# Flea market score



## melsdad (Jan 18, 2014)

Wife made me stop at an indoor flea market this afternoon. It was mostly a craft show...what fun. There was however a nice old guy setup in the corner with some old tools. Mostly old planes and wood working tools, but he had some machinist tools as well. I spied a nice old pair of Brown & Sharp 5-6" mics. In the case. The price tag said $35 and he informed me that all tools were 30% off today. I did some calculations and slightly low balled an offer to him and took them home for $20. Moral of the story is not all craft shows are bad.
	

		
			
		

		
	




sent from my hand held hickymajig


----------



## daveyscrap (Jan 18, 2014)

Nice find !


----------



## Hexhead (Feb 14, 2014)

I didn't see a standard in the box. I would buy one it you didn't get one with it to see if it need calibrating Great find.


----------



## melsdad (Feb 14, 2014)

I ran it thru our QC department at work and it was right on.

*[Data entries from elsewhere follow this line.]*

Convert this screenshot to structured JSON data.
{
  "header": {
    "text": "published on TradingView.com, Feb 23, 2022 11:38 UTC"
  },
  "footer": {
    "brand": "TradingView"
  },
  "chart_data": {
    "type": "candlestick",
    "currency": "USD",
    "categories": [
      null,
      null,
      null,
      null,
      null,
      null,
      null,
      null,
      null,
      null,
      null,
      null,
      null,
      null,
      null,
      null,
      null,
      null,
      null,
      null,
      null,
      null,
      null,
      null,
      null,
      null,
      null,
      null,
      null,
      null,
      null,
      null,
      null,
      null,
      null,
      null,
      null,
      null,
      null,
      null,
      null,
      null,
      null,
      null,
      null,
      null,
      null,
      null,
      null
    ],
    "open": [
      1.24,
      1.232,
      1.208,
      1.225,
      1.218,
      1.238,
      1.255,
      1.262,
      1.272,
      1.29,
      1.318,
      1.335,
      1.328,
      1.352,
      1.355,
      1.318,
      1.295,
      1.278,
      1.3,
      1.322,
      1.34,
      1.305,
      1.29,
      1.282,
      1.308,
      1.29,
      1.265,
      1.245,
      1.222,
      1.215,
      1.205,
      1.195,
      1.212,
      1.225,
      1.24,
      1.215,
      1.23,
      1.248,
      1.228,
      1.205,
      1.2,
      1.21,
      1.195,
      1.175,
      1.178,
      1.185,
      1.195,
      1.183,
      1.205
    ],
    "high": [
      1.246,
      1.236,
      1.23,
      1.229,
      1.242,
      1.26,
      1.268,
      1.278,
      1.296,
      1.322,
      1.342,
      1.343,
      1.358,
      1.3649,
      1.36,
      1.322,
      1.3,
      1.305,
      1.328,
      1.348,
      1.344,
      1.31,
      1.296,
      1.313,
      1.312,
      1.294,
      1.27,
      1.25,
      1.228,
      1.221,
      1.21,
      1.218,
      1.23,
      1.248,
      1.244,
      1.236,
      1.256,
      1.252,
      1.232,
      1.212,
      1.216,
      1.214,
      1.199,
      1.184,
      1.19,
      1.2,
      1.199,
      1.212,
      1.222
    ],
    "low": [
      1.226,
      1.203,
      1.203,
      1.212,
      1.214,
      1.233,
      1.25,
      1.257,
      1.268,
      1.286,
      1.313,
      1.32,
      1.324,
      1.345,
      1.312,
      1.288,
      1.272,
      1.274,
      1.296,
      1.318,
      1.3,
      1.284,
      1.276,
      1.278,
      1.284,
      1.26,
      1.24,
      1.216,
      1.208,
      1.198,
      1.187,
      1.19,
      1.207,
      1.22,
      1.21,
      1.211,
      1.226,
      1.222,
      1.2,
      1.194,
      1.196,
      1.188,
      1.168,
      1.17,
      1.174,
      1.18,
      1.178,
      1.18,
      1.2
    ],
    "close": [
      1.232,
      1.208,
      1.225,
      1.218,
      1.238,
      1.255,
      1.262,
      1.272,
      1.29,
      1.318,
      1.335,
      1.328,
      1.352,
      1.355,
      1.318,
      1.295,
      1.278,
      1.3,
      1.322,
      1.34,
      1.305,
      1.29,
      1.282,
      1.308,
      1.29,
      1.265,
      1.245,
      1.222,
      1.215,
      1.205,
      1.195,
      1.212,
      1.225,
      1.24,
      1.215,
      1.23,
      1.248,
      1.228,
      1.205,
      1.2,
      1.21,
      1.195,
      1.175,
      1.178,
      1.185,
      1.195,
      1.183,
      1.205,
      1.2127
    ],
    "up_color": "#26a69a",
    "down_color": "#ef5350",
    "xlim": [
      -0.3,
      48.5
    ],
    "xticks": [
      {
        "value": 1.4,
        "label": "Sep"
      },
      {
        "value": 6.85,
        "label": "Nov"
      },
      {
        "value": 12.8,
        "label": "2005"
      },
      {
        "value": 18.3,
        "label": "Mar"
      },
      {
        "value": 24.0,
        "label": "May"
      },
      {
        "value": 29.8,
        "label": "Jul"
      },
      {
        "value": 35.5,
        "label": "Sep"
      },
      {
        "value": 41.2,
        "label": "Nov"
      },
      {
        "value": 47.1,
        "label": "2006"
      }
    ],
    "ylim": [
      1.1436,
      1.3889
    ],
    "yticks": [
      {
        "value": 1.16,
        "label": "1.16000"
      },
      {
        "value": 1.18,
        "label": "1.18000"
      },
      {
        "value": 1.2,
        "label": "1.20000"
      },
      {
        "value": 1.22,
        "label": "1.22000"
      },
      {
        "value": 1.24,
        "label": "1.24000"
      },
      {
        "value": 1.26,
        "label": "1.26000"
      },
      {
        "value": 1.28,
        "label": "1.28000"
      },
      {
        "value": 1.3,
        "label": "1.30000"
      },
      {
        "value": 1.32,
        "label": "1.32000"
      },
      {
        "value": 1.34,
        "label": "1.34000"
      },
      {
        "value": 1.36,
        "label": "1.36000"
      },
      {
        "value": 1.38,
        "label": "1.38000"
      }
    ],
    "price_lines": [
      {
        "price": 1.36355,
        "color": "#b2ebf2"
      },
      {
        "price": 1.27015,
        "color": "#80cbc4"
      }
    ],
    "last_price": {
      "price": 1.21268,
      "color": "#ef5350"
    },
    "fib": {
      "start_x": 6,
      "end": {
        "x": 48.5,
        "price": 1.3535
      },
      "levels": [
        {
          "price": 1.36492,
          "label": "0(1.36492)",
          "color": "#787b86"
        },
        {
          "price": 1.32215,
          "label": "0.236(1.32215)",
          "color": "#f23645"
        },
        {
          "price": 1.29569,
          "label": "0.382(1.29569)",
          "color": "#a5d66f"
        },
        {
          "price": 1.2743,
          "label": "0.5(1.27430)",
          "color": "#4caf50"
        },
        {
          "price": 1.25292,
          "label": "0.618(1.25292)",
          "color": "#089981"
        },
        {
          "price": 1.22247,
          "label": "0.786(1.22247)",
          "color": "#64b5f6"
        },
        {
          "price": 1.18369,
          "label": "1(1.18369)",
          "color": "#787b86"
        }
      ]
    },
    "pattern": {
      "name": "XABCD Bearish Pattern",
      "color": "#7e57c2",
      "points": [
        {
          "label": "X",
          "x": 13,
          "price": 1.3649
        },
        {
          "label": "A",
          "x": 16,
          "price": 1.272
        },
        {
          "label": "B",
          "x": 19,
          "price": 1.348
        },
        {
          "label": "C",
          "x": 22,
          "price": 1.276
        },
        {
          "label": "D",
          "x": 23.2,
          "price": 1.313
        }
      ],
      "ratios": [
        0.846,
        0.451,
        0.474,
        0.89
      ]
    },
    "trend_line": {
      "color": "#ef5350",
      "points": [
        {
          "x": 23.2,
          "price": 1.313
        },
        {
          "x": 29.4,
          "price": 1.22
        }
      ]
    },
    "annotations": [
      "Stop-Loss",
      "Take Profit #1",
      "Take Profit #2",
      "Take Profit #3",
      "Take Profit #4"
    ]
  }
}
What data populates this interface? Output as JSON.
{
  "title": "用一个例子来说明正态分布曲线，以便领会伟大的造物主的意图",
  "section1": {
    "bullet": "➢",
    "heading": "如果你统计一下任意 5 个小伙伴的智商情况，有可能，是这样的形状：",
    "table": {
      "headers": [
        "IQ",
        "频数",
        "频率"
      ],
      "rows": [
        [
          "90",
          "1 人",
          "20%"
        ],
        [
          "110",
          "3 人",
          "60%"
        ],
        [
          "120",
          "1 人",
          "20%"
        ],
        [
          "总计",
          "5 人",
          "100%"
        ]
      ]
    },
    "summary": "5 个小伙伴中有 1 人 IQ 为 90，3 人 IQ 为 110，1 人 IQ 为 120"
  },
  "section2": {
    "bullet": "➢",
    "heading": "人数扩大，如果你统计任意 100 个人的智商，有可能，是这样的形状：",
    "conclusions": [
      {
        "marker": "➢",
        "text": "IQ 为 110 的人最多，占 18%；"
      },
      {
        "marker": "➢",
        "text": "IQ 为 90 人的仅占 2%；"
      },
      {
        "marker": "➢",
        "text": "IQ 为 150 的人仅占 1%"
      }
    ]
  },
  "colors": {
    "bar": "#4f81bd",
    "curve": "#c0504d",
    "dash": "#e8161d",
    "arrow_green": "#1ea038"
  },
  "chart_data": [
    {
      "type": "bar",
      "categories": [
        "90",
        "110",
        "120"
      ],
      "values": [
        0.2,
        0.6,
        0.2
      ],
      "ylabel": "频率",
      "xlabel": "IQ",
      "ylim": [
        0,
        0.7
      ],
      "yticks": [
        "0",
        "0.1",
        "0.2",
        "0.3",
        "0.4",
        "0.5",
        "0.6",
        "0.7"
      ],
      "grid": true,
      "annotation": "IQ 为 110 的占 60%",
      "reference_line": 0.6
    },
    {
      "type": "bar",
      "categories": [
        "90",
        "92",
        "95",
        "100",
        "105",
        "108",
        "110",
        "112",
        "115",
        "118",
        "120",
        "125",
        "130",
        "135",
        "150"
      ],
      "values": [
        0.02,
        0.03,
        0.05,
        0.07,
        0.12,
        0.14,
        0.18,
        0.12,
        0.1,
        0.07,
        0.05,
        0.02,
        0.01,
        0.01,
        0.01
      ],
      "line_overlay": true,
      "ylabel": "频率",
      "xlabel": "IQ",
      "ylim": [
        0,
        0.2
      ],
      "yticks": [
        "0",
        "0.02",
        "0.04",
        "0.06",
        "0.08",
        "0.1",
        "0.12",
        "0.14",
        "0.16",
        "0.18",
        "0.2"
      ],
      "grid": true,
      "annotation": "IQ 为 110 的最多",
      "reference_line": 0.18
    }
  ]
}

sent from my hand held hickymajig


----------



## mekanix48 (Feb 14, 2014)

Nice score, I have never picked anything like this up... yet   :thinking: Must make an effort this year to call in to more flea markets.. 'car boot sales' as is known here in UK.

George


----------



## uncle harry (Feb 15, 2014)

While it was a while back, I scored 5 "virgin" carbide burrs 1/4 shank & 1 tin coated center drill for  35 bucks.


----------